The aim of this initiative is to level up the conversation and focus on capabilities which are the high-level functional requirements for a given set of anti-fraud use cases that are not specific to any sources of truth or technologies. Eric invited the industry to collaborate with Google on which capabilities are needed for anti-fraud detection, as “together we can build new solutions that are privacy preserving and may even provide a better source of signal.

–   Private State Token

(a.k.a. Trust Tokens, the previous name until October 2022)

Private State Token is further developed, the origin trial ended in 2022. Though next steps have not been announced, there have been positive signals from the testers on the origin trial.

Eric described it as a trust signal across sites, sending a very small amount of information without conveying any identifiers. For example, a site A owner or ‘issuer’ might have a user visit their site several times, or made purchases, and this establishes trust.  The issuer then encodes that this is a trusted user and generates a blind token to server for signature that the issuer, and the browser stores this token. Later, when the same user goes to a different site, site B will do a redemption request to the issuer to see if they have a token, and then request to redeem the token from the issuer site A. The issuer will see it is a valid user, verify the signature and issue a redemption record. Furthermore, the presence of a token does not in itself indicate it is trusted, as there are levels of trust encoded, making it harder for a malicious actor to reverse engineer if they are trusted or not.

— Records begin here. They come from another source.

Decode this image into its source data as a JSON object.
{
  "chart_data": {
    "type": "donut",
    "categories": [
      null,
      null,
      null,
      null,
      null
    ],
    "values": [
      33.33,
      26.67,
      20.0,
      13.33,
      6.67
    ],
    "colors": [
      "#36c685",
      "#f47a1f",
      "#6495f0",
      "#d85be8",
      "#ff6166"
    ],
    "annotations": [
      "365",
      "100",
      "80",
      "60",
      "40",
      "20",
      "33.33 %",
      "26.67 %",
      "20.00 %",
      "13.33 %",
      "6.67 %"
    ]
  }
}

Eric finished by again calling for collaboration, either by participating in surveys, industry groups or 1-to-1 meetings to contribute to the industry anti-fraud effort.

Advertisers Driving Change: Global Cross-Media Measurement

Matt Green, Director, Global Media Services, WFA

The last speaker of the day, Matt Green, ran through another PET proposal being spearheaded by the WFA aiming to allow advertisers to better count unique users and measure unduplicated reach and frequency across media in a privacy-compliant fashion.

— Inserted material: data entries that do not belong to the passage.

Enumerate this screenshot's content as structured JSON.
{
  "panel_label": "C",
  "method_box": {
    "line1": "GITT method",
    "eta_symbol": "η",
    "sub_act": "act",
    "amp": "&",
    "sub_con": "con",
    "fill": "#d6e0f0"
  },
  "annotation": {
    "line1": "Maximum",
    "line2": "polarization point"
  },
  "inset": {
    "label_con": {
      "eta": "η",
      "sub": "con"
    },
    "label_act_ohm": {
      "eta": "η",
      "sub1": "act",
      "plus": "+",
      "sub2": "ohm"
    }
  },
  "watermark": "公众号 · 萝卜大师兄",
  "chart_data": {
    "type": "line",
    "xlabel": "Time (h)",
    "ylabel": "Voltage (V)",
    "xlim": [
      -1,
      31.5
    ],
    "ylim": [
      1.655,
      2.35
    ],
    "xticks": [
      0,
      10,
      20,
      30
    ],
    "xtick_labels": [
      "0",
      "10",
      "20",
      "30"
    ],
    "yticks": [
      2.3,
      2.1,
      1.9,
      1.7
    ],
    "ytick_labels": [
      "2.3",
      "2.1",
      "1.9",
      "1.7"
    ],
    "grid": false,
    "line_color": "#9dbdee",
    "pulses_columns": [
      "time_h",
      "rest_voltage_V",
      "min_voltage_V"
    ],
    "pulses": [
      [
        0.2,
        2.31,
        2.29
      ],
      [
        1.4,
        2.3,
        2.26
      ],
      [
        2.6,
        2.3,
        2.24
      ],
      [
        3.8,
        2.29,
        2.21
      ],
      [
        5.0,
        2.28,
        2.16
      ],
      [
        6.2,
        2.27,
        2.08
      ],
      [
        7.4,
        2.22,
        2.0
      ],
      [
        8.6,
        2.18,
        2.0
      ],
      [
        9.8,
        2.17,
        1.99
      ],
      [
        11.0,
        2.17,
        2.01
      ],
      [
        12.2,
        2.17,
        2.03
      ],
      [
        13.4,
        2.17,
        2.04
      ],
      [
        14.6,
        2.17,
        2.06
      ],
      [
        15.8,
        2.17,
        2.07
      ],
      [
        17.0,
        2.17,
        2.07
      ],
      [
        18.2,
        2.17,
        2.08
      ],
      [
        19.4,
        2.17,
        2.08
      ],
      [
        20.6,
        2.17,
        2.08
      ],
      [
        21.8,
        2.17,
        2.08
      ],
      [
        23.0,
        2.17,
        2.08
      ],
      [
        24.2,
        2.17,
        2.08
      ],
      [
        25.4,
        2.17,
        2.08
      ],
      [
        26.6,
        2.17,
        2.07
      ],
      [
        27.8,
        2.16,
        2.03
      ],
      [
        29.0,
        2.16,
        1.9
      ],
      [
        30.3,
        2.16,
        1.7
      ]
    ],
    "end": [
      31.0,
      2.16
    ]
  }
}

From this goal the HALO program was born, culminating in the development of the Cross-Media Measurement Framework. This approach sees a single source panel measuring the media consumption habits of panelists, which is then used to train a virtual ID model to build a virtual representation of a population. There would be no more IDs than people in a given country, and publishers would assign virtual IDs to their impressions independently using a specific assignment model which maps existing user identifiers profiles and other impression data to the virtual ID (VID), allowing them to be deduplicated and privately counted to give a representation of campaign reach and frequency.

There are two phases to the approach

  • Set up and training phase- A VID model would be trained by a vendor chosen by a local market. Panelist media consumption is shared with the panel operator via a double-blind match, then VIDs can be assigned to events using specific publisher models that are trained on the panel data to account for personification and demographic correction of publisher first-party data identifiers and demographics.
  • Live measurement phase – that VID model would be applied to publisher census event data to assign the virtual personas to event data on a continuous basis. Those VID assignments are then transformed into encrypted probabilistic data structures called sketches, then finally MPC would merge the sketches provided by the publishers to calculate private reach and frequency.

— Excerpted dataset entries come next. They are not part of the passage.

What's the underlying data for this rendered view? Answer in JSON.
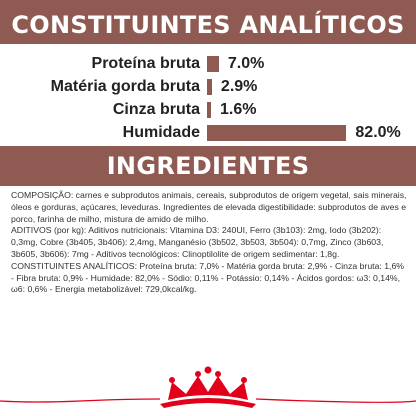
{
  "analytic_section": {
    "title": "CONSTITUINTES ANALÍTICOS",
    "rows": [
      {
        "label": "Proteína bruta",
        "value_label": "7.0%",
        "value": 7.0
      },
      {
        "label": "Matéria gorda bruta",
        "value_label": "2.9%",
        "value": 2.9
      },
      {
        "label": "Cinza bruta",
        "value_label": "1.6%",
        "value": 1.6
      },
      {
        "label": "Humidade",
        "value_label": "82.0%",
        "value": 82.0
      }
    ],
    "bar_color": "#8f5a52"
  },
  "ingredients_section": {
    "title": "INGREDIENTES",
    "paragraphs": [
      "COMPOSIÇÃO: carnes e subprodutos animais, cereais, subprodutos de origem vegetal, sais minerais, óleos e gorduras, açúcares, leveduras. Ingredientes de elevada digestibilidade: subprodutos de aves e porco, farinha de milho, mistura de amido de milho.",
      "ADITIVOS (por kg): Aditivos nutricionais: Vitamina D3: 240UI, Ferro (3b103): 2mg, Iodo (3b202): 0,3mg, Cobre (3b405, 3b406): 2,4mg, Manganésio (3b502, 3b503, 3b504): 0,7mg, Zinco (3b603, 3b605, 3b606): 7mg - Aditivos tecnológicos: Clinoptilolite de origem sedimentar: 1,8g.",
      "CONSTITUINTES ANALÍTICOS: Proteína bruta: 7,0% - Matéria gorda bruta: 2,9% - Cinza bruta: 1,6% - Fibra bruta: 0,9% - Humidade: 82,0% - Sódio: 0,11% - Potássio: 0,14% - Ácidos gordos: ω3: 0,14%, ω6: 0,6% - Energia metabolizável: 729,0kcal/kg."
    ]
  },
  "brand": {
    "logo": "royal-canin-crown-logo",
    "accent_color": "#e2001a"
  }
}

The program continues to roll out with local stakeholders having just completed a minimum viable product, and furthermore there is interest across other countries such as Canada and Germany.

Matt shared his optimism for the project by saying “This [project] can deliver accurate and actionable measurement, which is privacy safe and future focused, making a lot of the previous technologies look positively anachronistic. It has the blessing of many global players who endorse it and are prepared to put their data into it. It’s a global framework which is locally owned and governed, and a flexible system to support the metrics chosen by the local market, and entirely transparent with no black boxes.”